Published Nov. 7, 2002|Updated Sept. 4, 2005

Millions of investors lost money when WorldCom Inc. slid into bankruptcy in July. Now, some university alumni associations are feeling the pinch, too.

In recent years, dozens of alumni groups have received millions of dollars in royalties from an unusual program: discounted long-distance and Internet service for businesses run by alumni.

Alumni associations from the University of Missouri to the Georgia Institute of Technology provided lists of potential customers to WorldCom, which signed up clients, then passed on royalties to the associations of as much as 6 percent of the charges paid.

But with WorldCom reeling from accounting fraud and a July 21 bankruptcy filing, the program has been curtailed. The company didn't renew several associations' five-year contracts after they expired this year. And spokesman Jamison Gosselin says WorldCom, while continuing to honor contracts that are still in place, is "evaluating all programs that we don't feel are contributing to the growth of our core business."

Some associations have been caught short because they were counting on funds for this academic year that now won't come in. Others claim they are still owed money from the months before WorldCom filed for bankruptcy.

"Evidently greed took hold and this is the end result," says Wayne McDaniel, executive director of the University of Florida Alumni Association in Gainesville.

Gosselin says that under bankruptcy rules, the company has been unable to pay some money it owed from before the filing. Though WorldCom signed up some residential accounts, the bulk of the alumni association programs offered commercial service to alumni who either ran businesses or had decisionmaking authority over their company's telecommunications provider.

Raising funds through so-called affinity marketing programs is big business for alumni groups. The most popular is affinity credit cards, which pay the associations a percentage of the spending of former students.

At some schools, WorldCom's affinity program came to rival the amount brought in by credit cards. At its peak in 1999, some 50 universities took part. WorldCom says it continues to serve 15 schools that are still under contract.

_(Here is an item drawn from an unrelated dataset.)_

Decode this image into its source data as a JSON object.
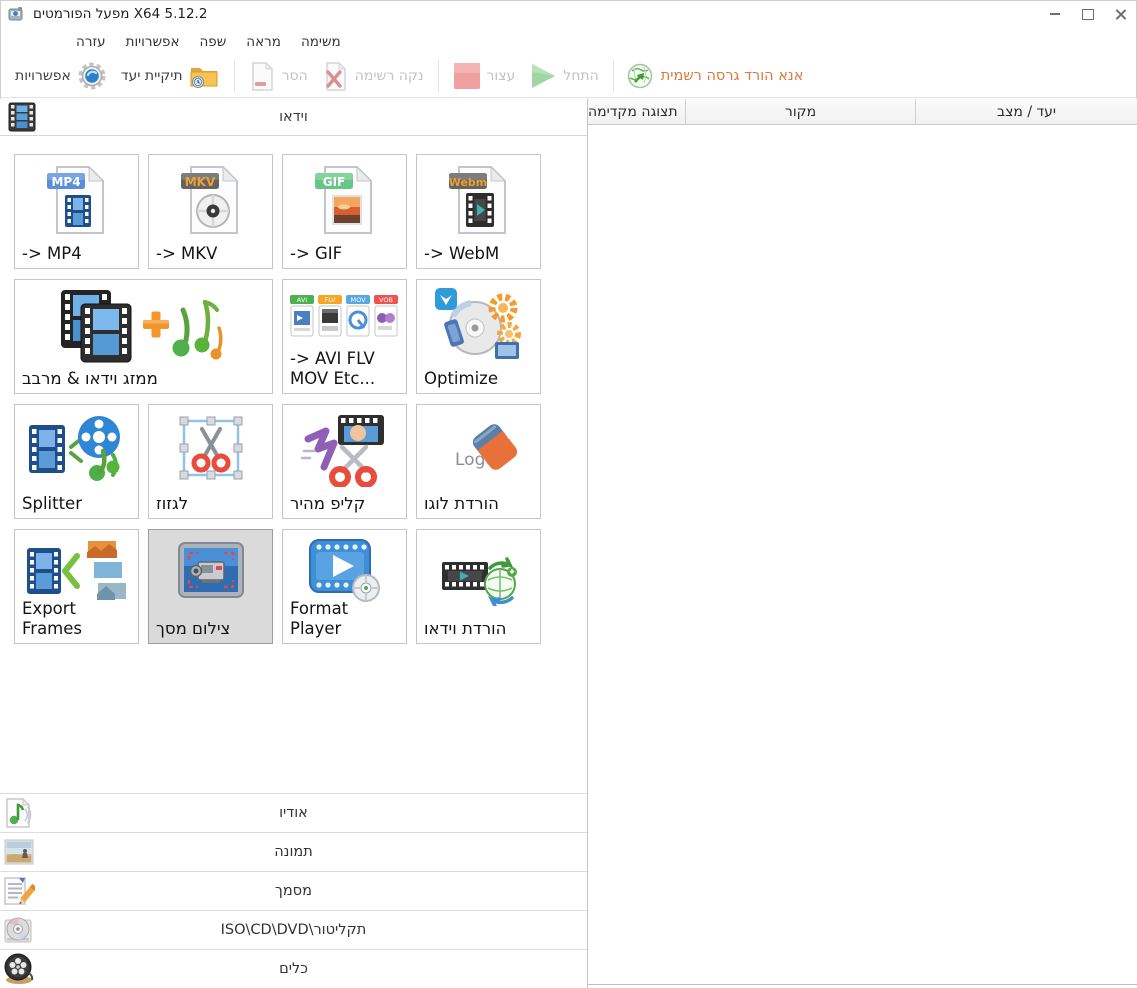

The University of Missouri's alumni association, which had one of the largest WorldCom programs, budgeted $250,000 from the program for the fiscal year beginning July 1. And that was a conservative allocation. In the previous fiscal year the program brought in $550,000, says Todd Coleman, the association's executive director.

The funds raised were equivalent to as much as 30 percent of the association's annual budget, Coleman says. But none of that money will show up this fiscal year because WorldCom hasn't renewed the association's contract.

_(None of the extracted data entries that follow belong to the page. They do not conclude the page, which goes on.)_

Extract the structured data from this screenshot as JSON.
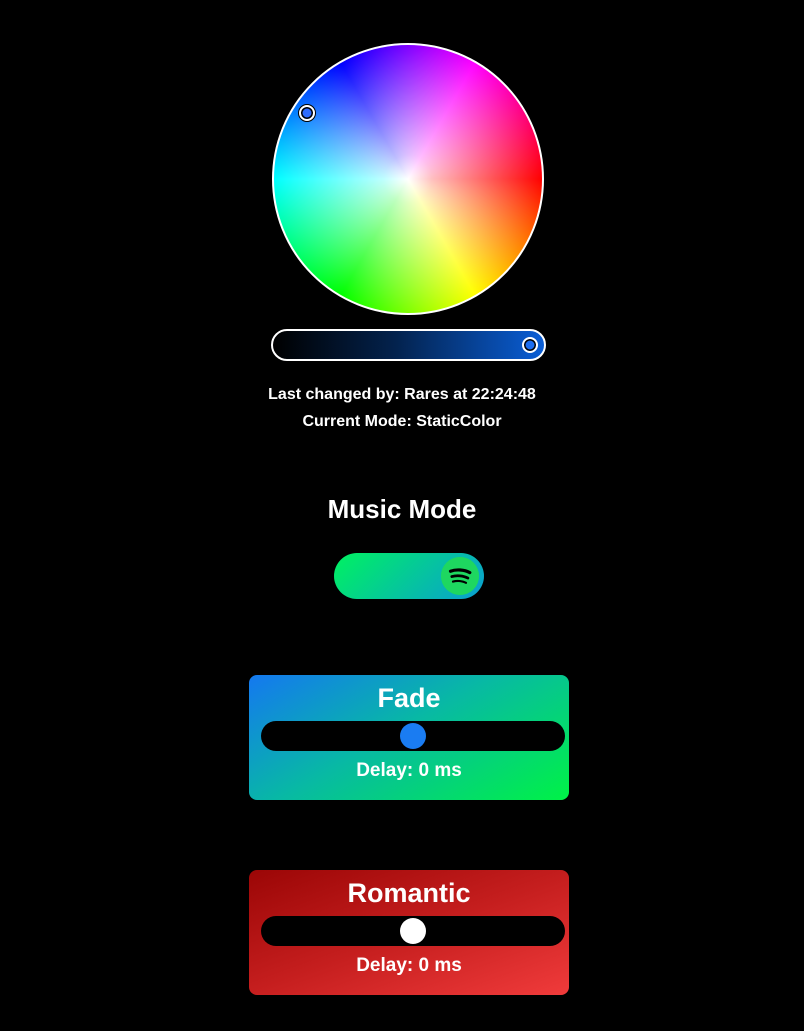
{
  "color_picker": {
    "selected_color": "#2f6cff",
    "brightness_percent": 95
  },
  "status": {
    "last_changed": "Last changed by: Rares at 22:24:48",
    "current_mode": "Current Mode: StaticColor"
  },
  "music_mode": {
    "title": "Music Mode",
    "enabled": true,
    "icon": "spotify-icon"
  },
  "modes": [
    {
      "title": "Fade",
      "delay_label": "Delay: 0 ms",
      "slider_value_percent": 50,
      "thumb_color": "#1a7cf2"
    },
    {
      "title": "Romantic",
      "delay_label": "Delay: 0 ms",
      "slider_value_percent": 50,
      "thumb_color": "#ffffff"
    }
  ]
}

Royalties in the past have been used to support faculty research, scholarships, lecture series and student government events. Now those contributions will have to be curtailed, Coleman says, at what already is a difficult time for the state-funded university.

At Florida State University, WorldCom still owes the alumni association "tens of thousands of dollars" in royalties accrued before the association's contract expired at the end of June, association president James H. Melton says.

The association participated in the program for about 10 years, and had pulled in as much as $400,000 a year from it. It used the funds to offer services such as conferences and special events at the association's clubs around the world. "We're having to scramble somewhat to replace those funds," Melton says.

The University of Florida Alumni Association was getting as much as $160,000 a year in royalties from an affinity long-distance service program WorldCom had designed mostly for businesses. Revenues dropped sharply to about $25,000 in 2000 after WorldCom substantially decreased its marketing support. WorldCom cut back the sales effort largely because the association, which licenses use of its name, declined to provide support such as member mailing lists of prospective customers.

AT&T and Sprint, two of WorldCom's main rivals in long-distance service, don't have affinity programs, but a Sprint spokeswoman says the company is "exploring opportunities in that market."

_ Times staff writer Mark Albright contributed to this report.